Life Below Stairs

Here are some charming anecdotes of life as a domestic servant in the last era of the North family residence at Kirtling Towers, thanks to Jean Everitt.

Kirtling Towers

Kirtling Towers

“My mother, Ivy was the cook at Kirtling Towers from 1925 until 1934  – from the time she was 20 to when she got married.

Ivy had two girls working for her both of whom were called Grace. There was Grace the scullery maid and Grace the kitchen maid. Ivy worked six days a week and was the only one of the kitchen staff to live in at the Towers. She had to start work around 6 o’clock every morning to prepare for breakfast for Lord and Lady North and was only able to go to bed late in the evening after all of the preparations for the evening meal had been cleared away.

This was a time when the landed families were still doing a lot of entertaining on a grand scale. I remember Ivy telling me how she was frequently called upon to do elaborate preparations for large weekend parties. The Norths even entertained Queen Mary and her household while Ivy was cook.

Every Sunday, on Ivy’s day off she used to get on her bicycle and cycle to her parents who lived at the village of Lode, near Anglesey Abbey. This would have been a round trip of over 20 miles.”
“I remember mother telling me some wonderful anecdotes of life below stairs.
On one occasion the kitchen staff were preparing a banquet and Ivy was cooking soufflés – a particular favourite of Lady North’s. Trouble was, soon before the guests were due to arrive, Ivy found that the solid-fuel cooking range was nowhere near the required temperature to cook the soufflés.

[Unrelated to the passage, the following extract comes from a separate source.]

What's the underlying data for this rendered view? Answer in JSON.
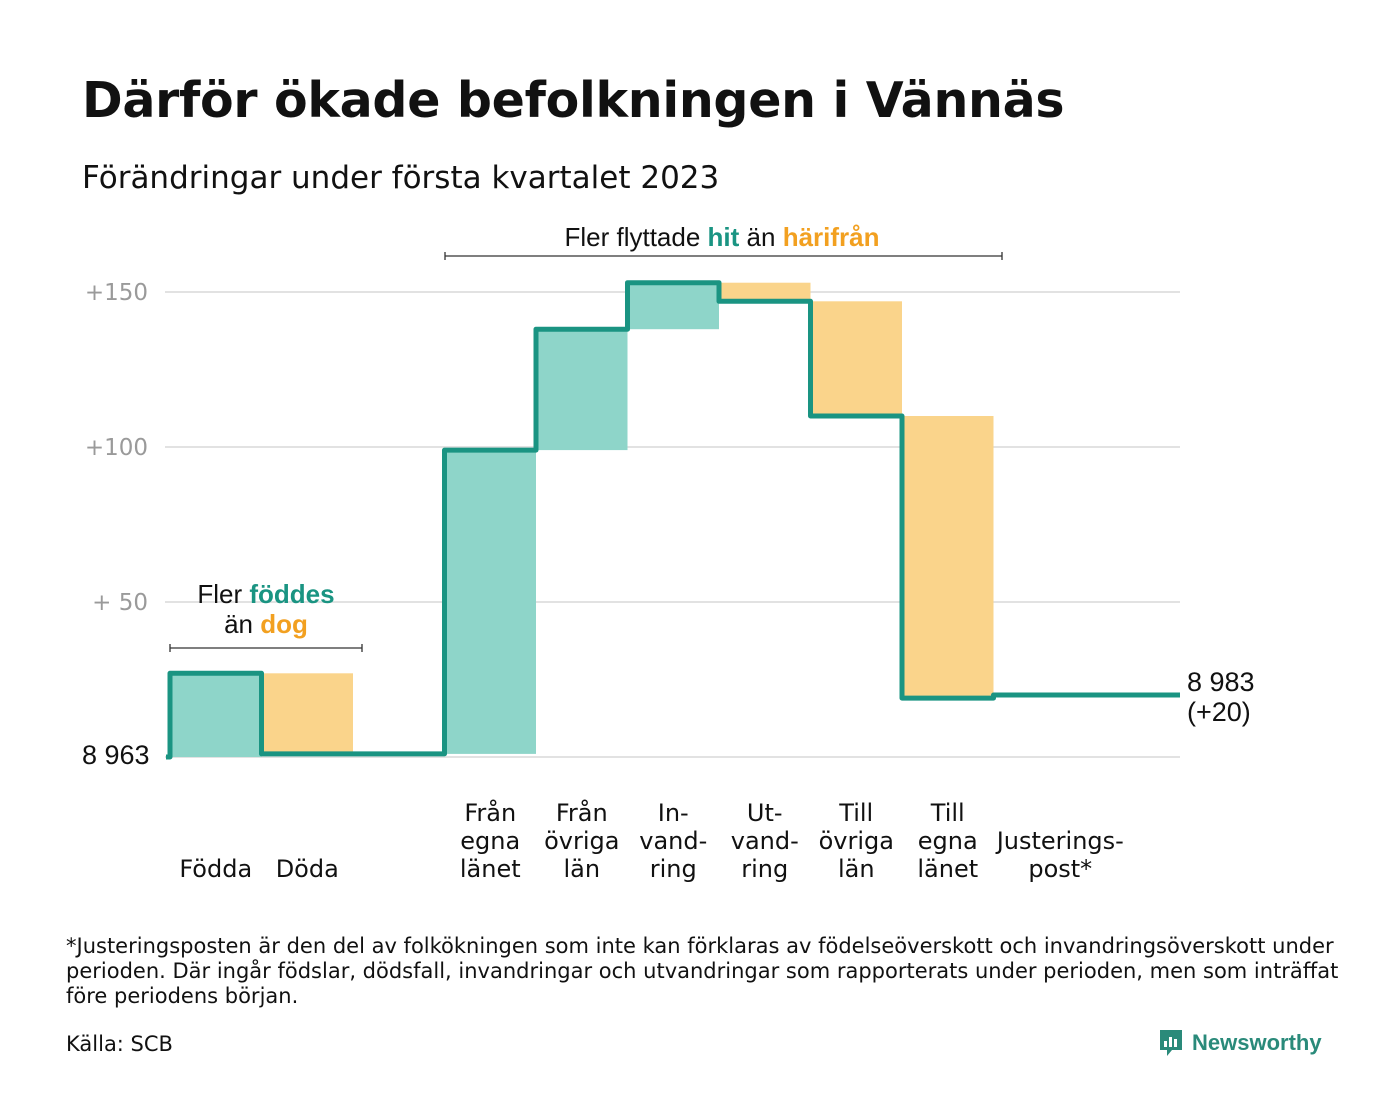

Fortunately Ivy was a resourceful lady who was not easily beaten. “Quick”, she says to Grace. “Go into the pantry and cut me a good slice of bacon”.

“But why Miss Ivy?” says Grace in surprise. “You’ll see”, says Ivy.

Well, Grace duly returns with the bacon and Ivy opens the oven door and throws it inside. Of course the oven goes woosh and starts to burn much hotter which is exactly what Ivy’s wanted. It looks as if the day has been saved.

But when Grace goes to get the soufflés out of the oven, what a shock she gets. They had risen well, but were covered from top to toe in a thick layer of soot that had come down the chimney.

“Oh no, says Grace, what shall we do now?” Quick witted Ivy says “We haven’t time to cook anything else now. Grace, you brush off the soot as best you can and we’ll hope that Lady North doesn’t notice anything.”

So the soufflés are served to the guests and after the meal has finished and the kitchen staff are clearing up, who should appear round the door but Lady North herself. “Well, Ivy, she says. What wonderful soufflés. Surely the finest you’ve ever cooked!”

“One another occasion, Ivy tells me that the Norths were preparing to entertain a  party of guests for tennis. Shortly before they were due to arrive, Della, Lady North’s daughter appears in the kitchen, this time with a large box of tennis balls.

“Ivy” commands Della. “Get these balls washed and scrubbed so they look good for my guests.” And off disappears Della to see to the preparations above stairs.

“Well”, says Ivy. “I’m blessed if I’m going to do anything with those balls. That’s not for the likes of us to do”. So when Della appears later and says “I hope those balls are nice and dry”, Ivy says “I’m quite sure they are Ma’am, cos’ they never got wet. It’s not the job of the kitchen to clean them tennis balls”. And Della North had to be satisfied with that. You didn’t argue with the cook.

Then there’s the time that one of the Graces was asked to go up to the dining room to clear away the evening meal that Lord and Lady N had just finished. Ivy had made sweets which had been put out on the sideboard for the Master and Mistress to have with their coffee. Grace has a quick look around to check there was noone to see and then starts to help herself to the remaining sweets.

Suddenly a voice booms out from nowhere. “Yes, please do help yourself!” What poor Grace doesn’t know is that Lord N’s favourite place to sit after a meal is a wing chair, in which he is completely hidden from the dining table but sees everything that goes on. Needless to say, Grace rushes downstairs in an awful pickle, but they could see she meant no harm.”

With thanks to Jean for telling us these anecdotes.